New York-based FX said yesterday that it would close its investment management business and liquidate all of its hedge funds. The firm expects the process to be completed by the end of next month.
"Assets at the firm have dropped to levels that can no longer sustain the business," FX vice-chairman Jonathan Clark said. "The board has concluded that it is in the best interest of the firm's investors to conduct an orderly wind-down of open positions, close its funds and hand back any remaining mandates to clients."
FX, founded by John Taylor in 1981, was once the largest currency hedge fund in the world, with a peak of $14.2 billion in assets in 2007. That figure has dwindled to just $621 million—most of which belongs to the San Francisco Employees' Retirement System, which last month moved to redeem the entire amount.
FX said it will remain in the newsletter and currency-overlay business. Chief strategist Robert Savage told Reuters that the firm plans to "regroup and rethink our strategy and come up with a way to re-create ourselves."

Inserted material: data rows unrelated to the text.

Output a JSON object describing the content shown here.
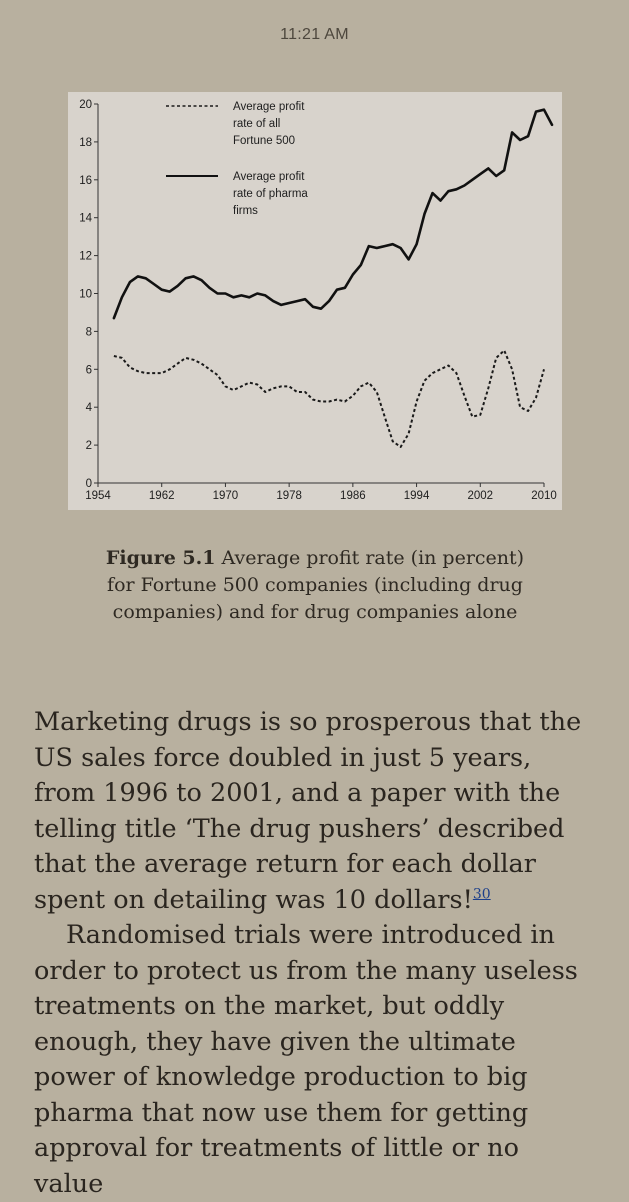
{
  "status_bar": {
    "time": "11:21 AM"
  },
  "figure": {
    "caption_label": "Figure 5.1",
    "caption_text": " Average profit rate (in percent) for Fortune 500 companies (including drug companies) and for drug companies alone"
  },
  "chart_data": {
    "type": "line",
    "title": "",
    "xlabel": "",
    "ylabel": "",
    "xlim": [
      1954,
      2010
    ],
    "ylim": [
      0,
      20
    ],
    "xticks": [
      1954,
      1962,
      1970,
      1978,
      1986,
      1994,
      2002,
      2010
    ],
    "yticks": [
      0,
      2,
      4,
      6,
      8,
      10,
      12,
      14,
      16,
      18,
      20
    ],
    "grid": false,
    "legend_position": "top-left",
    "series": [
      {
        "name": "Average profit rate of all Fortune 500",
        "style": "dashed",
        "color": "#1a1a1a",
        "points": [
          [
            1956,
            6.7
          ],
          [
            1957,
            6.6
          ],
          [
            1958,
            6.1
          ],
          [
            1959,
            5.9
          ],
          [
            1960,
            5.8
          ],
          [
            1961,
            5.8
          ],
          [
            1962,
            5.8
          ],
          [
            1963,
            6.0
          ],
          [
            1964,
            6.3
          ],
          [
            1965,
            6.6
          ],
          [
            1966,
            6.5
          ],
          [
            1967,
            6.3
          ],
          [
            1968,
            6.0
          ],
          [
            1969,
            5.7
          ],
          [
            1970,
            5.1
          ],
          [
            1971,
            4.9
          ],
          [
            1972,
            5.1
          ],
          [
            1973,
            5.3
          ],
          [
            1974,
            5.2
          ],
          [
            1975,
            4.8
          ],
          [
            1976,
            5.0
          ],
          [
            1977,
            5.1
          ],
          [
            1978,
            5.1
          ],
          [
            1979,
            4.8
          ],
          [
            1980,
            4.8
          ],
          [
            1981,
            4.4
          ],
          [
            1982,
            4.3
          ],
          [
            1983,
            4.3
          ],
          [
            1984,
            4.4
          ],
          [
            1985,
            4.3
          ],
          [
            1986,
            4.6
          ],
          [
            1987,
            5.1
          ],
          [
            1988,
            5.3
          ],
          [
            1989,
            4.8
          ],
          [
            1990,
            3.5
          ],
          [
            1991,
            2.2
          ],
          [
            1992,
            1.9
          ],
          [
            1993,
            2.6
          ],
          [
            1994,
            4.3
          ],
          [
            1995,
            5.4
          ],
          [
            1996,
            5.8
          ],
          [
            1997,
            6.0
          ],
          [
            1998,
            6.2
          ],
          [
            1999,
            5.8
          ],
          [
            2000,
            4.6
          ],
          [
            2001,
            3.5
          ],
          [
            2002,
            3.6
          ],
          [
            2003,
            5.0
          ],
          [
            2004,
            6.6
          ],
          [
            2005,
            7.0
          ],
          [
            2006,
            6.0
          ],
          [
            2007,
            4.0
          ],
          [
            2008,
            3.8
          ],
          [
            2009,
            4.5
          ],
          [
            2010,
            6.0
          ]
        ]
      },
      {
        "name": "Average profit rate of pharma firms",
        "style": "solid",
        "color": "#111111",
        "points": [
          [
            1956,
            8.7
          ],
          [
            1957,
            9.8
          ],
          [
            1958,
            10.6
          ],
          [
            1959,
            10.9
          ],
          [
            1960,
            10.8
          ],
          [
            1961,
            10.5
          ],
          [
            1962,
            10.2
          ],
          [
            1963,
            10.1
          ],
          [
            1964,
            10.4
          ],
          [
            1965,
            10.8
          ],
          [
            1966,
            10.9
          ],
          [
            1967,
            10.7
          ],
          [
            1968,
            10.3
          ],
          [
            1969,
            10.0
          ],
          [
            1970,
            10.0
          ],
          [
            1971,
            9.8
          ],
          [
            1972,
            9.9
          ],
          [
            1973,
            9.8
          ],
          [
            1974,
            10.0
          ],
          [
            1975,
            9.9
          ],
          [
            1976,
            9.6
          ],
          [
            1977,
            9.4
          ],
          [
            1978,
            9.5
          ],
          [
            1979,
            9.6
          ],
          [
            1980,
            9.7
          ],
          [
            1981,
            9.3
          ],
          [
            1982,
            9.2
          ],
          [
            1983,
            9.6
          ],
          [
            1984,
            10.2
          ],
          [
            1985,
            10.3
          ],
          [
            1986,
            11.0
          ],
          [
            1987,
            11.5
          ],
          [
            1988,
            12.5
          ],
          [
            1989,
            12.4
          ],
          [
            1990,
            12.5
          ],
          [
            1991,
            12.6
          ],
          [
            1992,
            12.4
          ],
          [
            1993,
            11.8
          ],
          [
            1994,
            12.6
          ],
          [
            1995,
            14.2
          ],
          [
            1996,
            15.3
          ],
          [
            1997,
            14.9
          ],
          [
            1998,
            15.4
          ],
          [
            1999,
            15.5
          ],
          [
            2000,
            15.7
          ],
          [
            2001,
            16.0
          ],
          [
            2002,
            16.3
          ],
          [
            2003,
            16.6
          ],
          [
            2004,
            16.2
          ],
          [
            2005,
            16.5
          ],
          [
            2006,
            18.5
          ],
          [
            2007,
            18.1
          ],
          [
            2008,
            18.3
          ],
          [
            2009,
            19.6
          ],
          [
            2010,
            19.7
          ],
          [
            2011,
            18.9
          ]
        ]
      }
    ]
  },
  "body": {
    "p1": "Marketing drugs is so prosperous that the US sales force doubled in just 5 years, from 1996 to 2001, and a paper with the telling title ‘The drug pushers’ described that the average return for each dollar spent on detailing was 10 dollars!",
    "p1_footnote": "30",
    "p2": "Randomised trials were introduced in order to protect us from the many useless treatments on the market, but oddly enough, they have given the ultimate power of knowledge production to big pharma that now use them for getting approval for treatments of little or no value"
  }
}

The firm will lay off nearly half of its employees, nine of the remaining 20; the firm had already laid off a dozen over the past two weeks. At its peak, FX employed about 60 people. The firm will also close its London and Singapore offices.
FX has been battered by a brutal environment for quantitative hedge funds. Taylor said in July that "trend-following is dead" due to "financial markets pushed by political and central bank diktats."
Savage, who earlier this week said that almost anything, including a bankruptcy filing, was on the table, said that the board reached its decision on Tuesday, adding that the firm seeks to be acquired by another hedge fund or private-equity firm, and that FX was in talks with potential buyers.